On a raw, rainy pre-dawn April morning in 1892, some 50 armed men—wealthy members of the Wyoming Stock Growers Association and their cadre of hired killers—surrounded the small cabin of Nate Champion’s KC Ranch. Champion’s name, and that of his partner, Nick Ray, topped a death list that the small army carried when they invaded Johnson County the day before. Ostensibly, they were on a mission to eliminate rustlers; the list, however, included small ranchers, everyday citizens, and the county sheriff—essentially, anyone whom they considered “undesirable.” And while Nate might not have been a rustler, he was the unofficial spokesman for the small ranchers of the region, and a thorn in the side of the cattle barons. Six of the cattlemen’s hired killers had attempted to ambush him months earlier, but Nate had shot one and driven the others off.
When Nick walked unsuspecting out of the cabin, he was met with a fusillade from the stable, 75 yards away. He fell mortally wounded, whereupon Nate, Winchester in hand, bolted out of the cabin, seized his friend’s collar, and dragged him inside while firing back at the gunmen. Thus began a siege that lasted nearly the entire day, pitting one lone man against 50. It was, perhaps, the most unique siege in the annals of the West, mainly because Nate Champion—while thousands of rounds turned the inside of the cabin to splinters, and his friend and partner lay dying just a few feet away—had the presence of mind to keep a journal of the event.
Written in pencil in a little red tally book, it is a remarkable document. It begins matter-of-factly: “Me and Nick Ray was getting breakfast when the attack took place.”
At times, the shelling grew intense: “They are still shooting and are all around the house,” reads one entry. “Boys, there is bullets coming in like hail.”
Nate saw to his dying friend as best he could—“Nick is shot but not dead yet. I must go and wait on him.”— but there wasn’t much to be done.Miraculously, Nick clung to life for a few hours, but eventually, Nate wrote, “Nick is dead. He died about 9 o’clock.”
Assessing his situation, Champion realized that surrender was not an option, and that his situation was grim, if not hopeless. “I don’t think they intend to let me get away this time.” Yet, only once does he allow his emotions to show.“Boys, I feel pretty lonesome just now. I wish there was someone with me so we could watch all sides at once….It don’t look as if there is much show of my getting away.”
An excellent shot, Nate managed to score a few hits on his attackers, but as the day wore on, they settled on a strategy against which he had no defense. At around 4 p.m., he wrote,
“Well they have just got through shelling the house like hail. I hear them splitting wood. I guess they are going to fire the house tonight. I think I will make a break when night comes, if alive.”
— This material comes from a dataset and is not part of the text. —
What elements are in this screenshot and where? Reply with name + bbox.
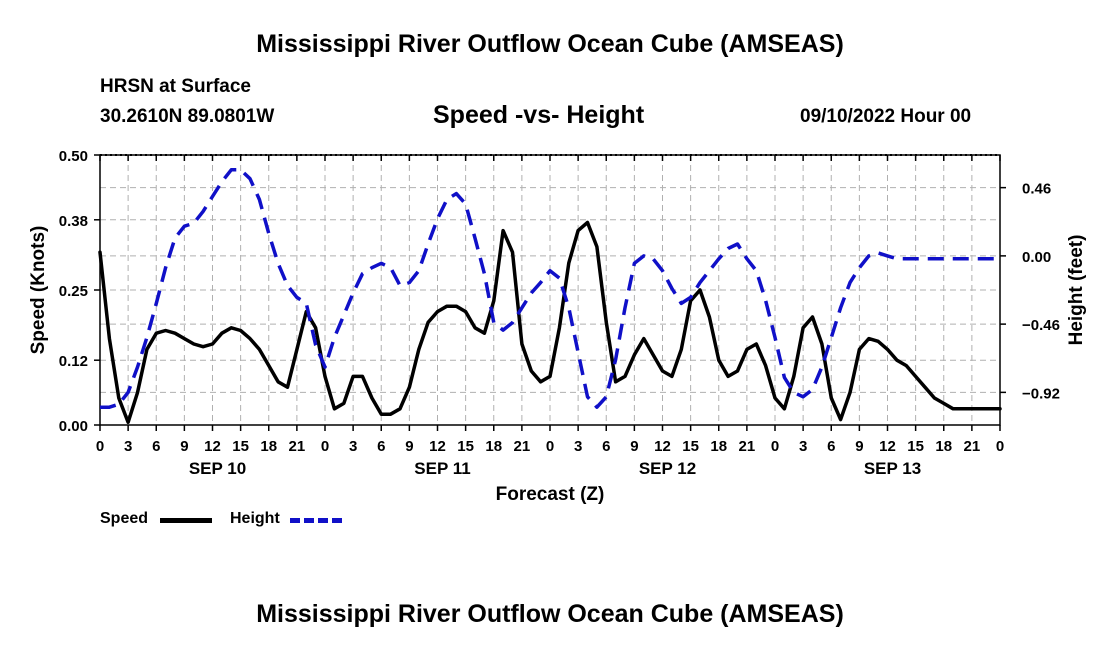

However, his attackers had a schedule to keep, and they had already wasted an entire day trying to kill this one man. They would not wait for nightfall. Commandeering a wagon, they loaded it with hay and pine poles, set it alight, and ran it into the cabin wall, beneath the window. Within a short time, the one-room cabin was ablaze, smoke billowing out of the windows and up through the roof. Resolved to die game, Nate wrote one last entry: “The house is all fired. Goodbye, boys, if I never see you again.” He signed his full name—Nathan D. Champion—and tucked the little journal into his vest pocket.
As the house burned, Nate’s attackers assumed he had succumbed. To their surprise, he suddenly dashed out of the burning building, Winchester in hand and Colt revolver in his waistband, and sprinted toward a nearby ravine. He didn’t know that half a dozen gunmen had been waiting there all day, just in the event of such an escape attempt. Nate managed to fire one last round as he fell in a hail of bullets.
The killers gathered around his body. A reporter whom the cattlemen had brought along took the bloodstained, bullet-pocked notebook from Nate’s pocket, as someone pinned a paper to his chest, reading, “Cattle Thieves, Beware!” One of the leaders of the expedition grudgingly acknowledged, “He came out fighting and died game.” He also managed to keep his killers occupied all day, thereby allowing word of the incursion to reach the town of Buffalo. Hundreds of armed, angry citizens rode out to meet the would-be regulators, stopping the Army of Invasion in its tracks. Champion’s grit and his heroic stand in the face of certain doom saved countless lives, and helped put a swift end to what became known in history as the Johnson County War.